Recently Published Research on Exercise and Aging
The human research that compellingly demonstrates that regular moderate exercise is very good for long term health is overwhelmingly epidemiological in nature. Researchers establish survey populations and mine existing data to find associations between health, aging, and exercise. The challenge here is always the identification of correlation versus causation: does exercise cause better health or does better health lead to more exercise? In many studies that has to be left an open question by the nature of the data and the study protocol - but some provide fairly compelling interpretations of causation.
Animal studies on the other hand leave absolutely no room for doubt on the question of exercise as a means to increase healthspan (if not maximum life span), improving long term health, slowing progression of measures of aging, and reducing incidence of age-related disease. It has been shown over and again in rigorous studies that exercise produces considerable improvements in health. The results, and the size of corresponding correlated health differences in human studies, are far better than can be achieved by any medical technology presently available in clinics.
For some researchers the data on exercise are a matter of backing up simple health advice: get out there and exercise in order to be healthier and extend your healthy life expectancy. But for others, this and investigations of the molecular biology of exercise form the ground floor for future development of exercise mimetic drugs. In an analogous way to ongoing work on calorie restriction mimetics, researchers will find ways to trigger some of the mechanisms of exercise to produce benefits without the exertion.
These research programs are producing and will continue to produce a wealth of data on how metabolism, aging, and lifestyle choices interact. But given that the benefits to health are already fully available the old-fashioned way, one has to think that perhaps all of this effort might be better directed towards research programs more likely to produce rejuvenation of the elderly - something that exercise and calorie restriction cannot achieve.
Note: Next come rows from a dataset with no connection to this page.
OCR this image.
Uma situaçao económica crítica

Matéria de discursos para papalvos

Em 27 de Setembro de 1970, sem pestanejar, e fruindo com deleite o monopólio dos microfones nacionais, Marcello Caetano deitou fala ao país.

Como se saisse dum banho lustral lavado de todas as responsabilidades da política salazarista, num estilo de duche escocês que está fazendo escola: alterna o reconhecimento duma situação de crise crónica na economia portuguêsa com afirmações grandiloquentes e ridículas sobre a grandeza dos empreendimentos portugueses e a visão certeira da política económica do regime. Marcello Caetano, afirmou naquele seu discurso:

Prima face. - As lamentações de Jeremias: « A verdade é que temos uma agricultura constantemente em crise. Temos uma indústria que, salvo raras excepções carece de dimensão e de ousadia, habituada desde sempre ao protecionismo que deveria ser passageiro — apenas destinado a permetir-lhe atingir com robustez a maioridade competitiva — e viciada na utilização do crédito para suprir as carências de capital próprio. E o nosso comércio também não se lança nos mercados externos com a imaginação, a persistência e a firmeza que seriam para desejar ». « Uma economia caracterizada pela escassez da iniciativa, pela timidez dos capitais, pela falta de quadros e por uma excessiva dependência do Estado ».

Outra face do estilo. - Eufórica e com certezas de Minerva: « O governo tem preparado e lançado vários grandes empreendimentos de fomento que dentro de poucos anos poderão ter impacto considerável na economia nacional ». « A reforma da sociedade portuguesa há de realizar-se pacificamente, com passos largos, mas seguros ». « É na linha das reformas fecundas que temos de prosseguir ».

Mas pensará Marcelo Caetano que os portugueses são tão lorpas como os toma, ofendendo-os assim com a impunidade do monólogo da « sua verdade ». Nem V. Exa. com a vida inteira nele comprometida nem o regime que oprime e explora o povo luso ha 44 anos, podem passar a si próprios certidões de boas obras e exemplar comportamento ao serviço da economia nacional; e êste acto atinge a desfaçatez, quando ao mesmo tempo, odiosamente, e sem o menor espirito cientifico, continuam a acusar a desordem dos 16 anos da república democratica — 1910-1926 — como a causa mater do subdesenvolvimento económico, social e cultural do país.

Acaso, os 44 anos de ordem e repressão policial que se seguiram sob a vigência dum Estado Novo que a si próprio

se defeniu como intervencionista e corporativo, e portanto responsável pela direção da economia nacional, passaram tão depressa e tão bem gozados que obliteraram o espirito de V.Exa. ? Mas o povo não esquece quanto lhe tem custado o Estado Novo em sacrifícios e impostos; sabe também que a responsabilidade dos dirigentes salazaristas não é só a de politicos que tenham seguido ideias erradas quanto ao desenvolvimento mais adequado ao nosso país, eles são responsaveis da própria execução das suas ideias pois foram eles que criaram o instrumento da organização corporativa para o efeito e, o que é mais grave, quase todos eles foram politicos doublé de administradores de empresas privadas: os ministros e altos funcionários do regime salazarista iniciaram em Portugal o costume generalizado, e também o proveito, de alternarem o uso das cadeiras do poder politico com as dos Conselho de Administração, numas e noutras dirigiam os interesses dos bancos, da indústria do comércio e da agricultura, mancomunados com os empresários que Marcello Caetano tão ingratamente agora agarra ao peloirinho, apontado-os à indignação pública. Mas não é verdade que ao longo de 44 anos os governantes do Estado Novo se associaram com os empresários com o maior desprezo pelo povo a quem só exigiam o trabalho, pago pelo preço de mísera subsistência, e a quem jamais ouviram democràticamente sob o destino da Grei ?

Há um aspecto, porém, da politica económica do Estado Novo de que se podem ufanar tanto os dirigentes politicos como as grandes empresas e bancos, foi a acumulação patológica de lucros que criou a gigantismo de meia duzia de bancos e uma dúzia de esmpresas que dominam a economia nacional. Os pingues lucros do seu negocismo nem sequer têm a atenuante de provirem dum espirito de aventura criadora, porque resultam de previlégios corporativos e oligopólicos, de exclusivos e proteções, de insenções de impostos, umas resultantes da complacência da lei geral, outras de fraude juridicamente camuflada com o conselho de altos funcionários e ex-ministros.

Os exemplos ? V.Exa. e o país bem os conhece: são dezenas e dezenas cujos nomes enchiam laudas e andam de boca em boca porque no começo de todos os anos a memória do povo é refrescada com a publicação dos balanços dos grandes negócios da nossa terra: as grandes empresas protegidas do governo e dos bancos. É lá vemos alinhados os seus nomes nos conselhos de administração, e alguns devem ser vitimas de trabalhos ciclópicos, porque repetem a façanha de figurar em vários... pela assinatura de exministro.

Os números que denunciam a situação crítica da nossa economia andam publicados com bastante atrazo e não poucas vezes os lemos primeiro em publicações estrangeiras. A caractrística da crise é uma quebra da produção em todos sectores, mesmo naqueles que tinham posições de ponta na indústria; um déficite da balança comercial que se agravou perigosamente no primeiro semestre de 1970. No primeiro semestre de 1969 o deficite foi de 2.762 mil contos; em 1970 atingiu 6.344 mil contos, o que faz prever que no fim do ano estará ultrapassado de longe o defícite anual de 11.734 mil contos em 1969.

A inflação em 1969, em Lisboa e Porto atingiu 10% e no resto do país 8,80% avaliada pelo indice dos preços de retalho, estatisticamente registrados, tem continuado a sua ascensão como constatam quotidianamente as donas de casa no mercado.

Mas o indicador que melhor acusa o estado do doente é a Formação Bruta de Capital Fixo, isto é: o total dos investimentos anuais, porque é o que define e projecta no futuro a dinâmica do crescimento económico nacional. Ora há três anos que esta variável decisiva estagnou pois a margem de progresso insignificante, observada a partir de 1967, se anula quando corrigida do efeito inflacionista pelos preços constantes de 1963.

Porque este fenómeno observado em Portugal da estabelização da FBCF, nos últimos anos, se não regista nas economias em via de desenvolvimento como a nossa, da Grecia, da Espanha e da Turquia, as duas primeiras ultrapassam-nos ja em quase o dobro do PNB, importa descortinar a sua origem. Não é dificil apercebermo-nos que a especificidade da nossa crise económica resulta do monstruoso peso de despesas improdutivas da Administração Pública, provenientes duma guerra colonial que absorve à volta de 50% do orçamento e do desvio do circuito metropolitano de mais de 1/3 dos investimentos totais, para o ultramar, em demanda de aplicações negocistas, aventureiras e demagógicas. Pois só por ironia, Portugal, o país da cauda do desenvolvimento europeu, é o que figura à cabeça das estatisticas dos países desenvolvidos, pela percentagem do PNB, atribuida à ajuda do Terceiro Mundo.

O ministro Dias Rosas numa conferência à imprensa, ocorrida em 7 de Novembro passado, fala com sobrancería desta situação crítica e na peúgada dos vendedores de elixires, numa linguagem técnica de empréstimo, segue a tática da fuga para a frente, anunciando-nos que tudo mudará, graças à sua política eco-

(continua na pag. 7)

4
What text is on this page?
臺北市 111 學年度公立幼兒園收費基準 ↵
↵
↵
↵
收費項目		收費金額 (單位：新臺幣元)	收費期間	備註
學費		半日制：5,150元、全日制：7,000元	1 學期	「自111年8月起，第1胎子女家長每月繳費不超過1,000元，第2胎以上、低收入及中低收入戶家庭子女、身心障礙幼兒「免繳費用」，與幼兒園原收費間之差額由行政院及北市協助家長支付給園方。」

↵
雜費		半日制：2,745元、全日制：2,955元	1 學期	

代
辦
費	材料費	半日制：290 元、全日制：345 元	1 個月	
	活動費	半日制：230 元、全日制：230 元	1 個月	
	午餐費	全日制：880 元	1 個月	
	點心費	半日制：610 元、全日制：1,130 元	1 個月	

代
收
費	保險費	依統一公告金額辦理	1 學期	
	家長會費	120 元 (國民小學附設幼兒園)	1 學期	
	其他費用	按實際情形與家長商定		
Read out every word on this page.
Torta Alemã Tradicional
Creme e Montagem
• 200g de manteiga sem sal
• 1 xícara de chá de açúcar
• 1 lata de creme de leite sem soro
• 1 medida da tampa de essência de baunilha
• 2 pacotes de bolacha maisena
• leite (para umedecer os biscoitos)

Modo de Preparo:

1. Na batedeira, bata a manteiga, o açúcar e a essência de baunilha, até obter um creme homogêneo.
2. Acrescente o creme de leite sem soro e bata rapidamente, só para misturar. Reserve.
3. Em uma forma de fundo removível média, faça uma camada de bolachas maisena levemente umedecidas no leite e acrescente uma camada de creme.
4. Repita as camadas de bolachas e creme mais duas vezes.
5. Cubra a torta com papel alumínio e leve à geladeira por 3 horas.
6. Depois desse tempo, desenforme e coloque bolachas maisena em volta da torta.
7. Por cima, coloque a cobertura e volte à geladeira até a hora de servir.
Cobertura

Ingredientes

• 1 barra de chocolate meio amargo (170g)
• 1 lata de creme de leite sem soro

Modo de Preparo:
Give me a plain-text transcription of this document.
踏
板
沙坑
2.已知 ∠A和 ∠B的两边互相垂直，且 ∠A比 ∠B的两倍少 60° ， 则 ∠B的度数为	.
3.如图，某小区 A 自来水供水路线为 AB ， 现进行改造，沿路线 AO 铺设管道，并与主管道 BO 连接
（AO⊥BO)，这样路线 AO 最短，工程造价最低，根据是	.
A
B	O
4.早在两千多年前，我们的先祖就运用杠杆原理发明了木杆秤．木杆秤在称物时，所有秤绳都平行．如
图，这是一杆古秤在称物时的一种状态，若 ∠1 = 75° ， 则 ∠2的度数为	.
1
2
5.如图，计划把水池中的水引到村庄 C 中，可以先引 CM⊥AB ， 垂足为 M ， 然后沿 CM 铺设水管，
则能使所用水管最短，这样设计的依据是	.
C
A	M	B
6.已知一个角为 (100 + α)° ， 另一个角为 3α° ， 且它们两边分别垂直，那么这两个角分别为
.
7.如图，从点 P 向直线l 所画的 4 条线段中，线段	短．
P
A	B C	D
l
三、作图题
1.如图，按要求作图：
Road to exercise mimetics: targeting nuclear receptors in skeletal muscle
Skeletal muscle is the largest organ in the human body and is the major site for energy expenditure. It exhibits remarkable plasticity in response to physiological stimuli such as exercise. Physical exercise remodels skeletal muscle and enhances its capability to burn calories, which has been shown to be beneficial for many clinical conditions including the metabolic syndrome and cancer.Nuclear receptors (NRs) comprise a class of transcription factors found only in metazoans that regulate major biological processes such as reproduction, development, and metabolism. Recent studies have demonstrated crucial roles for NRs and their co-regulators in the regulation of skeletal muscle energy metabolism and exercise-induced muscle remodeling. While nothing can fully replace exercise, development of exercise mimetics that enhance or even substitute for the beneficial effects of physical exercise would be of great benefit. The unique property of NRs that allows modulation by endogenous or synthetic ligands makes them bona fide therapeutic targets.
While it has long been postulated that exercise training attenuates the age-related decline in heart function normally associated with increased fibrosis and collagen cross-linking, the potential benefits associated with exercise training initiated later in life are currently unclear. To address this question, [rats] underwent treadmill-based exercise training starting in late middle age and continued into senescence (35 months) and were compared with age-matched sedentary rats.Hearts were examined for fibrosis and advanced glycation end-products in the subendocardial layer of left ventricular cross-sections. Exercise training of late middle-aged rats attenuated fibrosis and collagen cross-linking, while also reducing age-related mortality between late middle age and senescence. This training was also associated with an attenuated advanced glycation end-product (AGE) accumulation with aging, suggesting a decrease in collagen cross-linking.